2. Verweerder heeft de aanvraag afgewezen als ongegrond als bedoeld in artikel 31, eerste lid, van de Vwen overweegt hiertoe als volgt.
Verweerder heeft de volgende relevante elementen vastgesteld:
Identiteit, nationaliteit, herkomst en etniciteit;
Problemen met werk;
Problemen naar aanleiding van het drinken van alcohol.
Het eerste en het derde relevante element heeft verweerder geloofwaardig geacht. Het tweede relevante element vindt verweerder niet geloofwaardig, omdat eiser hierover tegenstrijdig heeft verklaard. Ook blijkt niet uit landeninformatie dat boeren van niet-Arabische stammen geen leningen kunnen krijgen en niet als boer kunnen werken in de Blauwe Nijl.
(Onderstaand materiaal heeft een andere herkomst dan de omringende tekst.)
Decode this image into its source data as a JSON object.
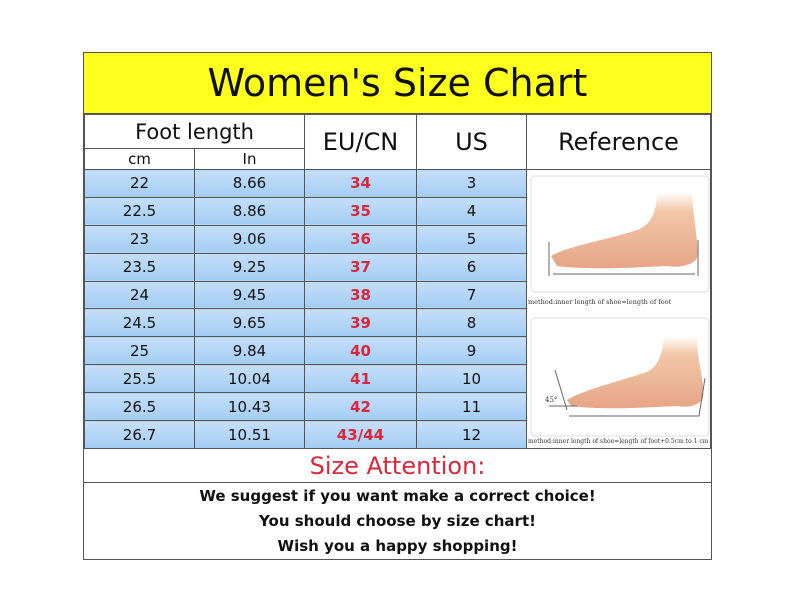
{
  "title": "Women's Size Chart",
  "header": {
    "foot_length": "Foot length",
    "cm": "cm",
    "in": "In",
    "eu_cn": "EU/CN",
    "us": "US",
    "reference": "Reference"
  },
  "rows": [
    {
      "cm": "22",
      "in": "8.66",
      "eu": "34",
      "us": "3"
    },
    {
      "cm": "22.5",
      "in": "8.86",
      "eu": "35",
      "us": "4"
    },
    {
      "cm": "23",
      "in": "9.06",
      "eu": "36",
      "us": "5"
    },
    {
      "cm": "23.5",
      "in": "9.25",
      "eu": "37",
      "us": "6"
    },
    {
      "cm": "24",
      "in": "9.45",
      "eu": "38",
      "us": "7"
    },
    {
      "cm": "24.5",
      "in": "9.65",
      "eu": "39",
      "us": "8"
    },
    {
      "cm": "25",
      "in": "9.84",
      "eu": "40",
      "us": "9"
    },
    {
      "cm": "25.5",
      "in": "10.04",
      "eu": "41",
      "us": "10"
    },
    {
      "cm": "26.5",
      "in": "10.43",
      "eu": "42",
      "us": "11"
    },
    {
      "cm": "26.7",
      "in": "10.51",
      "eu": "43/44",
      "us": "12"
    }
  ],
  "reference": {
    "caption_1": "method:inner length of shoe=length of foot",
    "caption_2": "method:inner length of shoe=length of foot+0.5cm to 1 cm",
    "angle_label": "45°"
  },
  "attention": {
    "heading": "Size Attention:",
    "lines": [
      "We suggest if you want make a correct choice!",
      "You should choose by size chart!",
      "Wish you a happy shopping!"
    ]
  },
  "colors": {
    "title_bg": "#ffff1e",
    "cell_bg": "#a8d0f5",
    "eu_text": "#d8283c",
    "attention_text": "#d8283c"
  }
}
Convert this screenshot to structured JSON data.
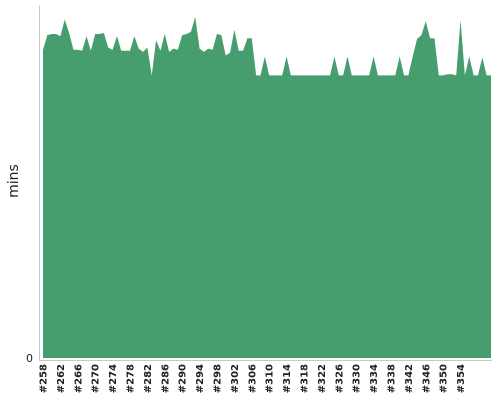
{
  "chart_data": {
    "type": "area",
    "ylabel": "mins",
    "y_tick_labels": [
      "0"
    ],
    "ylim": [
      0,
      100
    ],
    "grid": false,
    "legend": "none",
    "color": "#469e6e",
    "x_tick_labels": [
      "#258",
      "#262",
      "#266",
      "#270",
      "#274",
      "#278",
      "#282",
      "#286",
      "#290",
      "#294",
      "#298",
      "#302",
      "#306",
      "#310",
      "#314",
      "#318",
      "#322",
      "#326",
      "#330",
      "#334",
      "#338",
      "#342",
      "#346",
      "#350",
      "#354"
    ],
    "x_start": 258,
    "values": [
      86.6,
      90.7,
      91.0,
      91.0,
      90.4,
      95.1,
      91.3,
      86.6,
      86.6,
      86.3,
      90.4,
      86.3,
      91.0,
      91.0,
      91.3,
      87.2,
      86.6,
      90.4,
      86.3,
      86.3,
      86.3,
      90.4,
      86.9,
      86.0,
      87.2,
      79.4,
      89.3,
      86.3,
      91.0,
      86.0,
      86.9,
      86.6,
      90.7,
      91.0,
      91.6,
      95.8,
      86.9,
      86.0,
      86.9,
      86.6,
      91.0,
      90.7,
      85.0,
      85.7,
      92.2,
      86.3,
      86.3,
      89.8,
      89.8,
      79.4,
      79.4,
      84.7,
      79.4,
      79.4,
      79.4,
      79.4,
      84.7,
      79.4,
      79.4,
      79.4,
      79.4,
      79.4,
      79.4,
      79.4,
      79.4,
      79.4,
      79.4,
      84.7,
      79.4,
      79.4,
      84.7,
      79.4,
      79.4,
      79.4,
      79.4,
      79.4,
      84.7,
      79.4,
      79.4,
      79.4,
      79.4,
      79.4,
      84.7,
      79.4,
      79.4,
      84.7,
      89.6,
      90.7,
      94.6,
      89.8,
      89.8,
      79.4,
      79.4,
      79.7,
      79.7,
      79.4,
      94.9,
      79.4,
      84.7,
      79.4,
      79.4,
      84.4,
      79.4,
      79.4
    ]
  }
}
Verder overweegt verweerder over de geloofwaardig geachte elementen dat eiser bij terugkeer niet te vrezen heeft vanwege zijn nationaliteit of herkomst. Wat betreft zijn etniciteit (Bargo) overweegt verweerder dat hetgeen eiser heeft meegemaakt niet voldoende is om te kunnen spreken van discriminatie in de zin van paragraaf C2/3.2 van de Vc. Eiser werd immers niet zodanig in zijn bestaansmogelijkheden beperkt, dat hij onmogelijk op maatschappelijk en sociaal gebied kon functioneren. Daarnaast zijn de problemen naar aanleiding van het drinken van alcohol niet te herleiden tot één van de gronden van het Vluchtelingenverdrag.
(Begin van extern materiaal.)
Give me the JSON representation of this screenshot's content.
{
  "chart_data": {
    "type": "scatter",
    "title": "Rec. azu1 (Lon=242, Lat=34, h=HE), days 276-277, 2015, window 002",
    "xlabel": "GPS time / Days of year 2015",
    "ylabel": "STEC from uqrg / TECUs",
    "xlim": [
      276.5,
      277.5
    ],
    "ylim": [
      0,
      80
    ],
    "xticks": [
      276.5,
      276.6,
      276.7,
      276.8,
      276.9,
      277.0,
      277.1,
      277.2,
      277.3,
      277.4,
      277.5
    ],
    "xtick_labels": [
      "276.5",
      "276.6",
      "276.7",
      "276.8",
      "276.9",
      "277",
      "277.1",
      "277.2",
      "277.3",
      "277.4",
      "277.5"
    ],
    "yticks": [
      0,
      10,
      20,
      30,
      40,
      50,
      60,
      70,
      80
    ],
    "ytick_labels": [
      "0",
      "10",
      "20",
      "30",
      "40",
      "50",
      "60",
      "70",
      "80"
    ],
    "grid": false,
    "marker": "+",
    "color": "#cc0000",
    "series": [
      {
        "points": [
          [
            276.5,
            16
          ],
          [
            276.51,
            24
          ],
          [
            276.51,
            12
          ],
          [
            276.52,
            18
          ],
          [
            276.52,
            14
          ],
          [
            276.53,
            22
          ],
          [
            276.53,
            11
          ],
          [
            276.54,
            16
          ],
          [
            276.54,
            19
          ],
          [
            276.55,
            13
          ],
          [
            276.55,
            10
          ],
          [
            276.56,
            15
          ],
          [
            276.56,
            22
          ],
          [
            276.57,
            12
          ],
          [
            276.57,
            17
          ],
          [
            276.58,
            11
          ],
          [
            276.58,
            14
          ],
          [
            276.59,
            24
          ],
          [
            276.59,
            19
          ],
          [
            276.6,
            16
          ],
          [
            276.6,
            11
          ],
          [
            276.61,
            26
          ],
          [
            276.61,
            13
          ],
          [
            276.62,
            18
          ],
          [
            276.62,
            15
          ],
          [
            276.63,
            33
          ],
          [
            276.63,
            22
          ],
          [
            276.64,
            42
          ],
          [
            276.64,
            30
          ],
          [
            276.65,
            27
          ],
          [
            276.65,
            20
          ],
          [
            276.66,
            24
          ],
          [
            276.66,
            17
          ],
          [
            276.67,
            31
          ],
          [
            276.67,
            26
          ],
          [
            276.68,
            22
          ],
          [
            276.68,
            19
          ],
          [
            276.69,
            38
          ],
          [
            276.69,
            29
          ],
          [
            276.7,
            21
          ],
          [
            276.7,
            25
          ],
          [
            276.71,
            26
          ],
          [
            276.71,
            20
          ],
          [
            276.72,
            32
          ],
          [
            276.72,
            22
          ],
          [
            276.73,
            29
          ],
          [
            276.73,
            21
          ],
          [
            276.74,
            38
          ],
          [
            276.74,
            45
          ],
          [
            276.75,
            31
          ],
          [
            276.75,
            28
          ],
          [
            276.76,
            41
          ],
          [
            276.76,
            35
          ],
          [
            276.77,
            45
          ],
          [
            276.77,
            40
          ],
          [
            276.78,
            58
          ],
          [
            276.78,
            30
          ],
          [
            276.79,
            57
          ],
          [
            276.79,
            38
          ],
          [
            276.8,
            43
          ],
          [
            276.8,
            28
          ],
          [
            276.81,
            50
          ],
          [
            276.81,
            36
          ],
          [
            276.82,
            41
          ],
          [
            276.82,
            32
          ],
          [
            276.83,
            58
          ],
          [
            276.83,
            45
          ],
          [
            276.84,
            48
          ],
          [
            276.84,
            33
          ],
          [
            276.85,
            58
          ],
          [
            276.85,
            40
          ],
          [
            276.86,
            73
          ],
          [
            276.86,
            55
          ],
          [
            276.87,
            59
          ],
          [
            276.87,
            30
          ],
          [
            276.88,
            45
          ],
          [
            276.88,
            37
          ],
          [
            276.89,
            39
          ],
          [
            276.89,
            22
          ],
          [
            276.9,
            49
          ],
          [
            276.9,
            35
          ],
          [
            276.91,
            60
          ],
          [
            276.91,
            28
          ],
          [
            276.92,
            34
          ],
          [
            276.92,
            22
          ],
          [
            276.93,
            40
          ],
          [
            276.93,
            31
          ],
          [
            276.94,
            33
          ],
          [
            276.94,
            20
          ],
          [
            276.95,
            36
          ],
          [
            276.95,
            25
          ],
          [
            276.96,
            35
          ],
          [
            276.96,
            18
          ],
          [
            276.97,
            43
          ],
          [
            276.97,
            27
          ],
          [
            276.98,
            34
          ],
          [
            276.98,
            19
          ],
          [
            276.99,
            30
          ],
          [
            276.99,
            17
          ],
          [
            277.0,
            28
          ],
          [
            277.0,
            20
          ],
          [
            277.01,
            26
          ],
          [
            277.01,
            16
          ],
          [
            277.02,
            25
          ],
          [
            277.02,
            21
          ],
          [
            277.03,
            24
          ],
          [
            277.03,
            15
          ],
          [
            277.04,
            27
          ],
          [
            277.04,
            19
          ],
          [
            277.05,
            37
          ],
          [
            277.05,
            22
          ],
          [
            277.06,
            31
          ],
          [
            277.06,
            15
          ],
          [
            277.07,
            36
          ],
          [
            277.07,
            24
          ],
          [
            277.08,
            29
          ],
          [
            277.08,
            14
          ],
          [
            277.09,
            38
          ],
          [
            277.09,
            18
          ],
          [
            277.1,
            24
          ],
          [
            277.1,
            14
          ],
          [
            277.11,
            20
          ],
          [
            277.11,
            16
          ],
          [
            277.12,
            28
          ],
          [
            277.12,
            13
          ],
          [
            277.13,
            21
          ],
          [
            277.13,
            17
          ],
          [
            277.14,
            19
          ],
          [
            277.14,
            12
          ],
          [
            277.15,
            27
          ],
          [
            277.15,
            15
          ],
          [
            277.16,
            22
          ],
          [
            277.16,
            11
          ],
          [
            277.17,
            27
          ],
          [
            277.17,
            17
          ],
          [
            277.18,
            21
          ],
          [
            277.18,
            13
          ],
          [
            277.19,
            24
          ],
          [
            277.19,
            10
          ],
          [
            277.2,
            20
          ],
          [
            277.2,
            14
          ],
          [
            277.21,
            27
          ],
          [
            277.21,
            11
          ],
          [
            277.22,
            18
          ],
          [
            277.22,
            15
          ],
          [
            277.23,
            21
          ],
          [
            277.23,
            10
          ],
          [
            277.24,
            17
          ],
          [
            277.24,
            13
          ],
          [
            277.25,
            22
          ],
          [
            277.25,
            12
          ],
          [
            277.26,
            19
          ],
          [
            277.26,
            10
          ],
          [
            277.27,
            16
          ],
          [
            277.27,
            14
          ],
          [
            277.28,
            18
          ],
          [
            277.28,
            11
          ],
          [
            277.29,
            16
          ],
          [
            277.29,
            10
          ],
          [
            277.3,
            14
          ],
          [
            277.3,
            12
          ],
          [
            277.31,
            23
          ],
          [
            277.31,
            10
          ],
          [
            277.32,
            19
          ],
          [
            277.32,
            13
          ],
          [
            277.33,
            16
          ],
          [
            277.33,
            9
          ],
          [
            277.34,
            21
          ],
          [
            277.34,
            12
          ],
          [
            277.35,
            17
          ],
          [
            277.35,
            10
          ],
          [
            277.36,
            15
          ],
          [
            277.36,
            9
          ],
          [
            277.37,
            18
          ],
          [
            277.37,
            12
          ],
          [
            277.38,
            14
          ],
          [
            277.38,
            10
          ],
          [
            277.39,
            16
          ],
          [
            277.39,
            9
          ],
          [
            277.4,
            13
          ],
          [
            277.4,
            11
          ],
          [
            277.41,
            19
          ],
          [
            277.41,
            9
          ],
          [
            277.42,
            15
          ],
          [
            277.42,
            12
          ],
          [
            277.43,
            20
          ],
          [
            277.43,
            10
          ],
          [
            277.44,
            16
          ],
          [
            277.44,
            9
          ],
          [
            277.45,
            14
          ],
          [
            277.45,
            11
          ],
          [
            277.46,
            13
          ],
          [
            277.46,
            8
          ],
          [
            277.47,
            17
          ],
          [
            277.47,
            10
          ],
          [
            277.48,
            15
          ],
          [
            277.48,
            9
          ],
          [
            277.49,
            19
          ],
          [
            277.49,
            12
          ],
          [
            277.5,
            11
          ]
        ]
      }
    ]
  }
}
Ook heeft eiser niet aannemelijk gemaakt dat hij bij terugkeer een reëel risico loopt op ernstige schade. Eiser heeft zijn straffen voor het alcohol drinken namelijk uitgezeten en tussen september 2015 en juni 2016 geen problemen meer gehad. Verder is alcohol drinken geen wezenlijk onderdeel van de persoonlijke identiteit van eiser en weet eiser dat alcohol drinken verboden is in Soedan. Van hem mag daarom terughoudendheid worden verwacht wat betreft het drinken van alcohol. Ook blijkt uit het landenbeleid van Soedan dat geen sprake is van een uitzonderlijke situatie als bedoeld in artikel 15c van de Kwalificatierichtlijn, in Soedan of in bepaalde delen van Soedan. Ook is niet gebleken dat eiser persoonlijk te vrezen heeft voor terugkeer naar Soedan vanwege de algemene veiligheidssituatie. Dat eiser problemen zal krijgen met de autoriteiten omdat hij het land illegaal verlaten heeft, volgt verweerder niet. Eiser heeft dit niet aannemelijk gemaakt en het volgt ook niet uit landeninformatie. Ook heeft eiser niet aannemelijk gemaakt dat hij wordt gezien als een spion of een verrader bij terugkeer naar Soedan.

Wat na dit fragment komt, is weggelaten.